Neste texto, tentarei recordar um pouco a intervenção política do Veríssimo Borges que não começou com a implantação da democracia a 25 de Abril de 1974. Para isso recorri-me a informações retiradas do livro “A oposição ao Salazarismo em São Miguel e em outras ilhas açorianas” e ao que me lembro das conversas que com ele mantive ao longo de alguns anos, sobretudo depois da sua integração no movimento SOS-Lagoas, de que já fazia parte desde o início, e mais intensamente durante alguns meses em que frequentamos o mestrado de educação ambiental, na Universidade dos Açores.
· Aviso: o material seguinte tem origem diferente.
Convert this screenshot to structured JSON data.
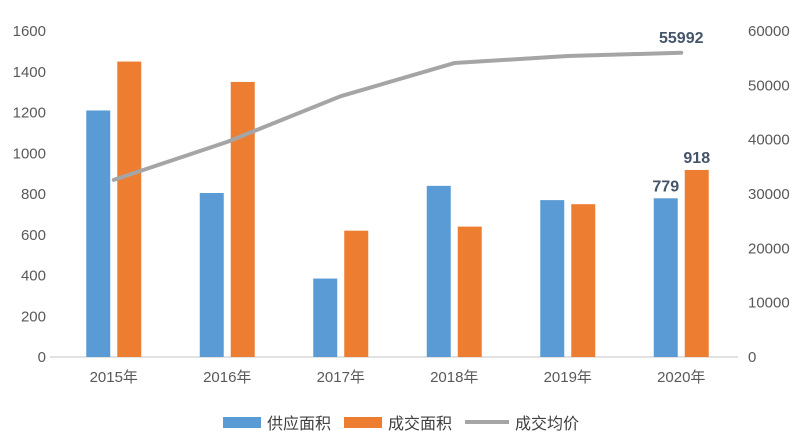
{
  "chart_data": {
    "type": "combo",
    "title": "",
    "categories": [
      "2015年",
      "2016年",
      "2017年",
      "2018年",
      "2019年",
      "2020年"
    ],
    "series": [
      {
        "name": "供应面积",
        "chart": "bar",
        "axis": "left",
        "color": "#5B9BD5",
        "values": [
          1210,
          805,
          385,
          840,
          770,
          779
        ]
      },
      {
        "name": "成交面积",
        "chart": "bar",
        "axis": "left",
        "color": "#ED7D31",
        "values": [
          1450,
          1350,
          620,
          640,
          750,
          918
        ]
      },
      {
        "name": "成交均价",
        "chart": "line",
        "axis": "right",
        "color": "#A5A5A5",
        "values": [
          32600,
          39600,
          48000,
          54100,
          55400,
          55992
        ]
      }
    ],
    "left_axis": {
      "min": 0,
      "max": 1600,
      "step": 200,
      "tick_labels": [
        "0",
        "200",
        "400",
        "600",
        "800",
        "1000",
        "1200",
        "1400",
        "1600"
      ]
    },
    "right_axis": {
      "min": 0,
      "max": 60000,
      "step": 10000,
      "tick_labels": [
        "0",
        "10000",
        "20000",
        "30000",
        "40000",
        "50000",
        "60000"
      ]
    },
    "data_labels": [
      {
        "series_index": 0,
        "category_index": 5,
        "text": "779"
      },
      {
        "series_index": 1,
        "category_index": 5,
        "text": "918"
      },
      {
        "series_index": 2,
        "category_index": 5,
        "text": "55992"
      }
    ],
    "legend": {
      "position": "bottom",
      "items": [
        "供应面积",
        "成交面积",
        "成交均价"
      ]
    },
    "grid": false,
    "colors": {
      "axis_text": "#595959",
      "category_text": "#595959",
      "data_label_text": "#44546A",
      "baseline": "#D9D9D9",
      "background": "#FFFFFF"
    }
  }
}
Já Salazar havia caído da cadeira quando se realizaram eleições para o parlamento nacional, em 1969. Neste ano foi elaborada a “Declaração de Ponta Delgada”, da candidatura Independente às eleições para deputados, tendo como redator principal Ernesto Melo Antunes. Veríssimo Borges, então estudante, foi um dos subscritores da Declaração e durante as férias participou “em muitos actos de pré-campanha”. No mesmo ano, Veríssimo Borges, havia sido detido pela PIDE, no dia primeiro de Maio, no Rossio, por estar a distribuir panfletos sobre uma manifestação comemorativa do Dia do Trabalhador.
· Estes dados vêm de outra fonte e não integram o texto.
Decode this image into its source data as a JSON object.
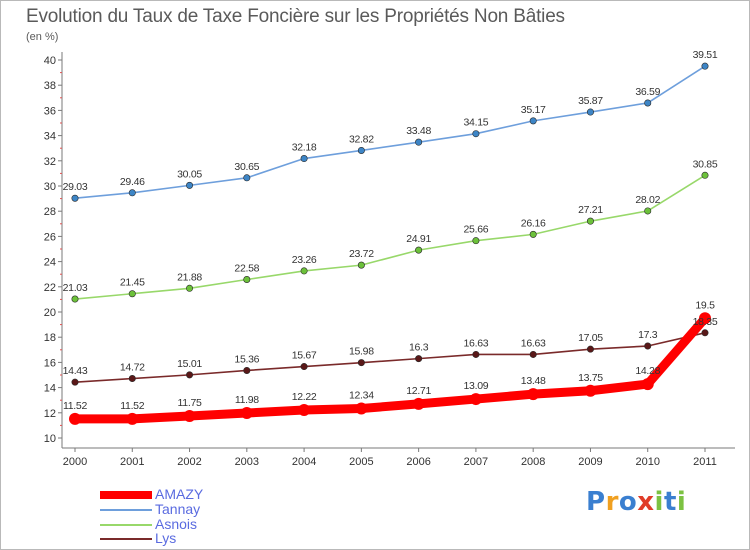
{
  "title": "Evolution du Taux de Taxe Foncière sur les Propriétés Non Bâties",
  "subtitle": "(en %)",
  "logo": {
    "text": "Proxiti",
    "letters": [
      {
        "ch": "P",
        "color": "#3a7fd0"
      },
      {
        "ch": "r",
        "color": "#f0a020"
      },
      {
        "ch": "o",
        "color": "#3a7fd0"
      },
      {
        "ch": "x",
        "color": "#e03c28"
      },
      {
        "ch": "i",
        "color": "#7cc242"
      },
      {
        "ch": "t",
        "color": "#3a7fd0"
      },
      {
        "ch": "i",
        "color": "#7cc242"
      }
    ]
  },
  "chart_data": {
    "type": "line",
    "x": [
      "2000",
      "2001",
      "2002",
      "2003",
      "2004",
      "2005",
      "2006",
      "2007",
      "2008",
      "2009",
      "2010",
      "2011"
    ],
    "ylim": [
      10,
      40
    ],
    "yticks": [
      "10",
      "12",
      "14",
      "16",
      "18",
      "20",
      "22",
      "24",
      "26",
      "28",
      "30",
      "32",
      "34",
      "36",
      "38",
      "40"
    ],
    "grid": false,
    "legend_position": "bottom-left",
    "series": [
      {
        "name": "Tannay",
        "color": "#6e9fdc",
        "marker_color": "#3d85c6",
        "values": [
          29.03,
          29.46,
          30.05,
          30.65,
          32.18,
          32.82,
          33.48,
          34.15,
          35.17,
          35.87,
          36.59,
          39.51
        ],
        "labels": [
          "29.03",
          "29.46",
          "30.05",
          "30.65",
          "32.18",
          "32.82",
          "33.48",
          "34.15",
          "35.17",
          "35.87",
          "36.59",
          "39.51"
        ]
      },
      {
        "name": "Asnois",
        "color": "#98d86a",
        "marker_color": "#6cc13a",
        "values": [
          21.03,
          21.45,
          21.88,
          22.58,
          23.26,
          23.72,
          24.91,
          25.66,
          26.16,
          27.21,
          28.02,
          30.85
        ],
        "labels": [
          "21.03",
          "21.45",
          "21.88",
          "22.58",
          "23.26",
          "23.72",
          "24.91",
          "25.66",
          "26.16",
          "27.21",
          "28.02",
          "30.85"
        ]
      },
      {
        "name": "Lys",
        "color": "#7a2a2a",
        "marker_color": "#5a1818",
        "values": [
          14.43,
          14.72,
          15.01,
          15.36,
          15.67,
          15.98,
          16.3,
          16.63,
          16.63,
          17.05,
          17.3,
          18.35
        ],
        "labels": [
          "14.43",
          "14.72",
          "15.01",
          "15.36",
          "15.67",
          "15.98",
          "16.3",
          "16.63",
          "16.63",
          "17.05",
          "17.3",
          "18.35"
        ]
      },
      {
        "name": "AMAZY",
        "color": "#ff0000",
        "marker_color": "#ff0000",
        "values": [
          11.52,
          11.52,
          11.75,
          11.98,
          12.22,
          12.34,
          12.71,
          13.09,
          13.48,
          13.75,
          14.28,
          19.5
        ],
        "labels": [
          "11.52",
          "11.52",
          "11.75",
          "11.98",
          "12.22",
          "12.34",
          "12.71",
          "13.09",
          "13.48",
          "13.75",
          "14.28",
          "19.5"
        ]
      }
    ],
    "legend": [
      "AMAZY",
      "Tannay",
      "Asnois",
      "Lys"
    ]
  }
}
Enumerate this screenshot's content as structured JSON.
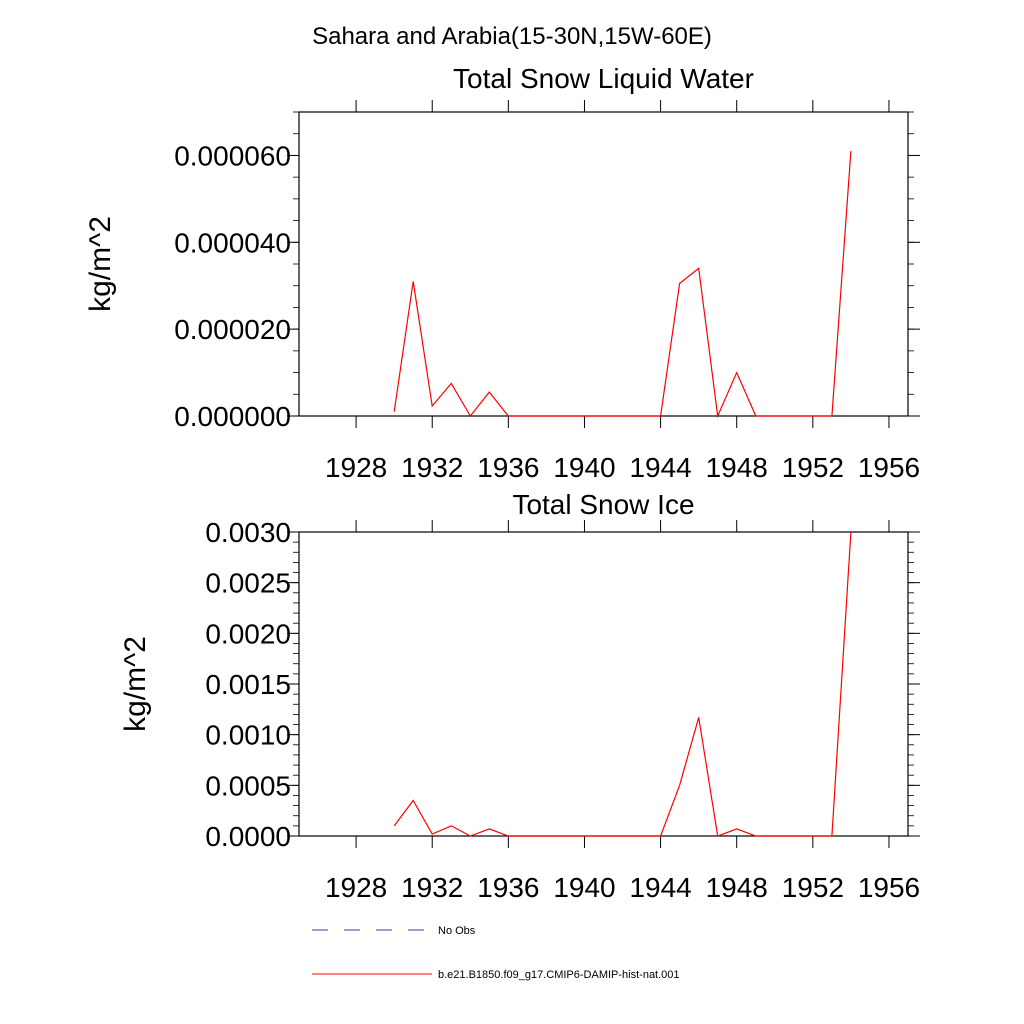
{
  "figure": {
    "region_title": "Sahara and Arabia(15-30N,15W-60E)"
  },
  "legend": {
    "entries": [
      {
        "label": "No Obs",
        "color": "#3c3c8c",
        "style": "dashed"
      },
      {
        "label": "b.e21.B1850.f09_g17.CMIP6-DAMIP-hist-nat.001",
        "color": "#ff0000",
        "style": "solid"
      }
    ]
  },
  "chart_data": [
    {
      "type": "line",
      "title": "Total Snow Liquid Water",
      "xlabel": "",
      "ylabel": "kg/m^2",
      "xlim": [
        1925,
        1957
      ],
      "ylim": [
        0,
        7e-05
      ],
      "xticks": [
        1928,
        1932,
        1936,
        1940,
        1944,
        1948,
        1952,
        1956
      ],
      "xtick_labels": [
        "1928",
        "1932",
        "1936",
        "1940",
        "1944",
        "1948",
        "1952",
        "1956"
      ],
      "yticks": [
        0,
        2e-05,
        4e-05,
        6e-05
      ],
      "ytick_labels": [
        "0.000000",
        "0.000020",
        "0.000040",
        "0.000060"
      ],
      "grid": false,
      "series": [
        {
          "name": "b.e21.B1850.f09_g17.CMIP6-DAMIP-hist-nat.001",
          "color": "#ff0000",
          "x": [
            1930,
            1931,
            1932,
            1933,
            1934,
            1935,
            1936,
            1937,
            1938,
            1939,
            1940,
            1941,
            1942,
            1943,
            1944,
            1945,
            1946,
            1947,
            1948,
            1949,
            1950,
            1951,
            1952,
            1953,
            1954
          ],
          "values": [
            1e-06,
            3.1e-05,
            2.3e-06,
            7.5e-06,
            0,
            5.5e-06,
            0,
            0,
            0,
            0,
            0,
            0,
            0,
            0,
            0,
            3.05e-05,
            3.4e-05,
            0,
            1e-05,
            0,
            0,
            0,
            0,
            0,
            6.1e-05
          ]
        }
      ]
    },
    {
      "type": "line",
      "title": "Total Snow Ice",
      "xlabel": "",
      "ylabel": "kg/m^2",
      "xlim": [
        1925,
        1957
      ],
      "ylim": [
        0,
        0.003
      ],
      "xticks": [
        1928,
        1932,
        1936,
        1940,
        1944,
        1948,
        1952,
        1956
      ],
      "xtick_labels": [
        "1928",
        "1932",
        "1936",
        "1940",
        "1944",
        "1948",
        "1952",
        "1956"
      ],
      "yticks": [
        0,
        0.0005,
        0.001,
        0.0015,
        0.002,
        0.0025,
        0.003
      ],
      "ytick_labels": [
        "0.0000",
        "0.0005",
        "0.0010",
        "0.0015",
        "0.0020",
        "0.0025",
        "0.0030"
      ],
      "grid": false,
      "series": [
        {
          "name": "b.e21.B1850.f09_g17.CMIP6-DAMIP-hist-nat.001",
          "color": "#ff0000",
          "x": [
            1930,
            1931,
            1932,
            1933,
            1934,
            1935,
            1936,
            1937,
            1938,
            1939,
            1940,
            1941,
            1942,
            1943,
            1944,
            1945,
            1946,
            1947,
            1948,
            1949,
            1950,
            1951,
            1952,
            1953,
            1954
          ],
          "values": [
            0.0001,
            0.00035,
            2e-05,
            0.0001,
            0,
            7e-05,
            0,
            0,
            0,
            0,
            0,
            0,
            0,
            0,
            0,
            0.0005,
            0.00117,
            0,
            7e-05,
            0,
            0,
            0,
            0,
            0,
            0.003
          ]
        }
      ]
    }
  ]
}
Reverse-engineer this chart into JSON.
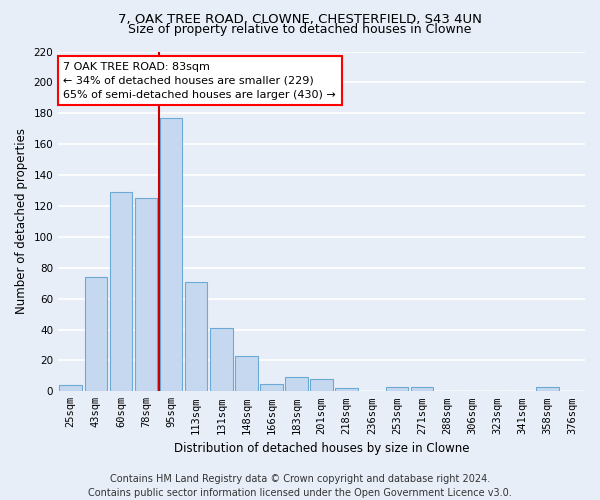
{
  "title1": "7, OAK TREE ROAD, CLOWNE, CHESTERFIELD, S43 4UN",
  "title2": "Size of property relative to detached houses in Clowne",
  "xlabel": "Distribution of detached houses by size in Clowne",
  "ylabel": "Number of detached properties",
  "categories": [
    "25sqm",
    "43sqm",
    "60sqm",
    "78sqm",
    "95sqm",
    "113sqm",
    "131sqm",
    "148sqm",
    "166sqm",
    "183sqm",
    "201sqm",
    "218sqm",
    "236sqm",
    "253sqm",
    "271sqm",
    "288sqm",
    "306sqm",
    "323sqm",
    "341sqm",
    "358sqm",
    "376sqm"
  ],
  "values": [
    4,
    74,
    129,
    125,
    177,
    71,
    41,
    23,
    5,
    9,
    8,
    2,
    0,
    3,
    3,
    0,
    0,
    0,
    0,
    3,
    0
  ],
  "bar_color": "#c5d8f0",
  "bar_edgecolor": "#6aaad4",
  "vline_color": "#cc0000",
  "vline_x_index": 3,
  "annotation_text": "7 OAK TREE ROAD: 83sqm\n← 34% of detached houses are smaller (229)\n65% of semi-detached houses are larger (430) →",
  "annotation_box_color": "white",
  "annotation_box_edgecolor": "red",
  "footer": "Contains HM Land Registry data © Crown copyright and database right 2024.\nContains public sector information licensed under the Open Government Licence v3.0.",
  "ylim": [
    0,
    220
  ],
  "yticks": [
    0,
    20,
    40,
    60,
    80,
    100,
    120,
    140,
    160,
    180,
    200,
    220
  ],
  "background_color": "#e8eef8",
  "grid_color": "#ffffff",
  "title1_fontsize": 9.5,
  "title2_fontsize": 9,
  "axis_label_fontsize": 8.5,
  "tick_fontsize": 7.5,
  "annotation_fontsize": 8,
  "footer_fontsize": 7
}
De esquerda, mas sem complexos, Veríssimo Borges era convidado e aceitava participar em iniciativas das mais diversas organizações partidárias, independentemente do seu posicionamento ideológico. Para ele, a ecologia não estava à esquerda nem à direita, estava em primeiro lugar.

 Um dia numa aula ministrada pela Doutora Ana Moura Arroz, quando estava em debate a participação cívica e política, os vários alunos expuseram as suas ideias e posicionaram-se face às várias correntes políticas e ideológicas, tendo o Veríssimo Borges dito que se considerava “anarquista autoritário”, o que não deixa de ser uma contradição para quem defende que a anarquia não é a desordem, mas a “ordem sem a coação”.

Já com a doença devidamente identificada, o Veríssimo quis participar em mais uma batalha, a de uma campanha eleitoral para a Assembleia Regional dos Açores, integrado numa lista do Bloco de Esquerda. A este propósito, cito abaixo uma sua “justificação” para o facto e para a aceitação de um convite por parte do Correio dos Açores:

“O diagnóstico de cancro incurável abriu-me o apetite para, no curto prazo, me dedicar à luta política pelo Ambiente e Desenvolvimento Sustentável no âmbito da Assembleia Legislativa e respectivas Comissões. Para tal basta ser eleito, à boleia de açorianos suficientes, já que o Bloco de Esquerda honrosamente me cedeu o 2º lugar das suas listas, com total garantia de independência.
Com esta mesma independência aceitei, sem interferência partidária, o convite do Correio dos Açores para ir publicando (à margem das campanhas eleitorais) uma sucessão de artigos representativos de outras tantas iniciativas a que pretendo dar prioridade na minha acção parlamentar.”

O Veríssimo não venceu a batalha eleitoral, nem a batalha da doença, mas nunca desistiu. Por isso está sempre ao meu lado e estará sempre presente entre nós.